KEEPING OUR ANKLES HEALTHY AND STRONG


Strong ankles are important for preventing and recovering from injuries. The Achilles tendon which connects the calf muscles to the heel bone and provides the power in the push off phase when running or walking; is also  the largest tendon in the human body and can withstand forces of 1,000 pounds or more, but it is also the most frequently injured. Some causes of Achilles tendonitis:

  • rapidly increasing your running mileage or speed
  • adding hill running or stair climbing to your training routine
  • overuse resulting from the  lack of flexibility in the calf muscles

Symptoms of Achilles tendonitis:

  • Mild pain after exercise or running that gradually worsens
  • Morning tenderness about an inch and a half above the point where the Achilles tendon is attached to the heel bone
  • Stiffness that generally diminishes as the tendon warms up with use
  • Some swelling

Here are some exercises for the lower leg muscles which can help strengthen and stabilize ankles after injury, as well as help reduce the risk of injury.

 

Heel raises works the gastrocnemius and soleus muscles. Stand upright on the end of a platform or stair with the balls of your feet on the edge and your heel free. Raise your heel as high as you can with your weight supported on the balls of your feet. Then slowly lower your foot until your heel is below the level of the stair.  Or you can do this without a platform, facing a wall, place both hands against the wall, rise up on your toes, hold for a count of 5, then lower and repeat.

ankle_017To increase the work on your calf muscles perform the exercise with your weight supported on one foot by placing the other foot behind your heel. Your front lower leg muscles are small but are prone to injury, aka, shin splints; you need to work these front lower leg muscles to help balance the development of your calf muscles. Toe raises strengthen the lower leg muscles. While standing either with your hands on your hips or holding onto body bar to help with balance.  Raise your toes off the floor, balancing on your heels, and lower. Lift and lower several times, you will definitely feel this in the front of your leg.

 

Seated calf raises should be included in your routine because this works the soleus muscle more than the gastrocnemius.  We can all benefit from this exercise but especially distance runners because the soleus muscle is made up of mostly slow-twitch fibers thus making it an endurance muscle. Sit down on the edge of a table or exercise bench with the balls of your feet on a surface two to four inches high. Place a barbell or 2 dumbbells across your thighs and raise your heels as high as you can or if you are in the gym, you can use the seated calf raise machine. Towel Stretch- Inversion Wrap a towel around the ball of your foot. Start with your foot turned out then pull your foot in, and return to the start. Repeat on the other foot.

 

 

 

 

 

 

Towel Stretch- Eversion                             

Same instructions as above, but this time  start with your foot turned  then pull your foot outwards. Repeat on the other foot.    

Supination and Pronation – Heel of Foot

Sit with your foot on a towel, placing your heel off the edge of the towel.

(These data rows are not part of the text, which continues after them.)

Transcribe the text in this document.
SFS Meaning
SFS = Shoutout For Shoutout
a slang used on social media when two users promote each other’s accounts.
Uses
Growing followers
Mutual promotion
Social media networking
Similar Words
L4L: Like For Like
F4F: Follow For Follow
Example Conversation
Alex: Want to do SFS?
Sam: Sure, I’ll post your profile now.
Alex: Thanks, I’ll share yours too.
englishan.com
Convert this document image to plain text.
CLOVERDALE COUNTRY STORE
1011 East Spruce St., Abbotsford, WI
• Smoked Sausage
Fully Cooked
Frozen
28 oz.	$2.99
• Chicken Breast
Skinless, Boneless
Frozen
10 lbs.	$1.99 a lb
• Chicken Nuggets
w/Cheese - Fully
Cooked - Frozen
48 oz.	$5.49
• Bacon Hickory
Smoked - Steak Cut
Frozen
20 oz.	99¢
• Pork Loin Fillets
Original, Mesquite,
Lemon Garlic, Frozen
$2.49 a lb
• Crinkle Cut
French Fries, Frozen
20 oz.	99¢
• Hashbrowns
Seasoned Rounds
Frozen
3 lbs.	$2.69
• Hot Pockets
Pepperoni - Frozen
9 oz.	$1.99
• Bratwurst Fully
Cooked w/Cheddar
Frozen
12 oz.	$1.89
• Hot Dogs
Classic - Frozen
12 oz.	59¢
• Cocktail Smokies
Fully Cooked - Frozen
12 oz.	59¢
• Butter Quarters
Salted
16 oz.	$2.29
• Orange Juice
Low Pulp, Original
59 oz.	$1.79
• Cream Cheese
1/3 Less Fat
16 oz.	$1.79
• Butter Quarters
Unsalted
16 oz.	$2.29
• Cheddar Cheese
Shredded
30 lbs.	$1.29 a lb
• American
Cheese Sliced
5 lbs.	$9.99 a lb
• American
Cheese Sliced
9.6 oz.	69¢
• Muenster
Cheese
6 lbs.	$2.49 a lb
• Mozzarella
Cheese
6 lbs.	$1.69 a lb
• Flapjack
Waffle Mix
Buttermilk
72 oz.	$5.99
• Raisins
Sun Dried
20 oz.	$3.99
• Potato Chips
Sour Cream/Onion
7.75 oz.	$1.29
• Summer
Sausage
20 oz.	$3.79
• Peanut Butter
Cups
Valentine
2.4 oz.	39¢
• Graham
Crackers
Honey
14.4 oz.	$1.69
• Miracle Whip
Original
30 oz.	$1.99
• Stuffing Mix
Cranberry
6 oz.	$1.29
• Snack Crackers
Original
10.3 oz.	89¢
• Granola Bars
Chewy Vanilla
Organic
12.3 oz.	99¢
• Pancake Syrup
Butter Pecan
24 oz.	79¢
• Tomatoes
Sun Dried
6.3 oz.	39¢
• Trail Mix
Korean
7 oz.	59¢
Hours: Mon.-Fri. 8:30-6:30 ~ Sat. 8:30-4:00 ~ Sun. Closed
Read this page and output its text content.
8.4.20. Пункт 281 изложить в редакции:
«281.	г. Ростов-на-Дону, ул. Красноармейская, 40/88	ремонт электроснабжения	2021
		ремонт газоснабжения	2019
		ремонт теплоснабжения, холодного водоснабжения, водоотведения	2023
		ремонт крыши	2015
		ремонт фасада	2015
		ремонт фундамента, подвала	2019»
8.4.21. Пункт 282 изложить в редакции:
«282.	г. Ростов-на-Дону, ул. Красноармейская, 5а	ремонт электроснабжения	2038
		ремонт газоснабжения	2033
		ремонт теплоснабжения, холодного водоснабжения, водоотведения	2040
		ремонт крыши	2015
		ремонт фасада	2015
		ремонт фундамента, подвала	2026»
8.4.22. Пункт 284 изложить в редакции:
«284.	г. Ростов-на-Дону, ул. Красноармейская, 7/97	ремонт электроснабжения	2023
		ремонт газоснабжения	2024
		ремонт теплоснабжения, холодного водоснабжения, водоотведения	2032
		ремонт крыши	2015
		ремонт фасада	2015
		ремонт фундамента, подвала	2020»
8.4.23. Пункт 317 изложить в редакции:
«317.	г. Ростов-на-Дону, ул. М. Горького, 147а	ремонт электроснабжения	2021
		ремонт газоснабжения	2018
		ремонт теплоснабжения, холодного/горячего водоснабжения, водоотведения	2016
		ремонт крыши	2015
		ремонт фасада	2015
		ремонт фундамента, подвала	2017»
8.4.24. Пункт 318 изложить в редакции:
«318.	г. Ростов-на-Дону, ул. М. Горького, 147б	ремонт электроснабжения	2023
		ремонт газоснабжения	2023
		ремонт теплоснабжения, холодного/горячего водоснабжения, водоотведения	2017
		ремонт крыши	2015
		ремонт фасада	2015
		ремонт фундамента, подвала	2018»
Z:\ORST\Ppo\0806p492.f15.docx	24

Use your heel to push the towel inwards towards the inside of your foot. Then reverse the movement and push the towel outwards. Repeat on the other foot.

Walking on your toes (preferably with shoes on) for 1-5 minutes; then alternate walking on your heels for the same amount of time, will also help strengthen the ankles. Simply balancing on one leg for up to 1-2 minutes will also help to strengthen the ankle.  Once this becomes easy, try it with one then both eyes closed, when that becomes easy use a wobble board or the BOSU ball.

 

Let’s keep our ankles healthy and strong and injury free.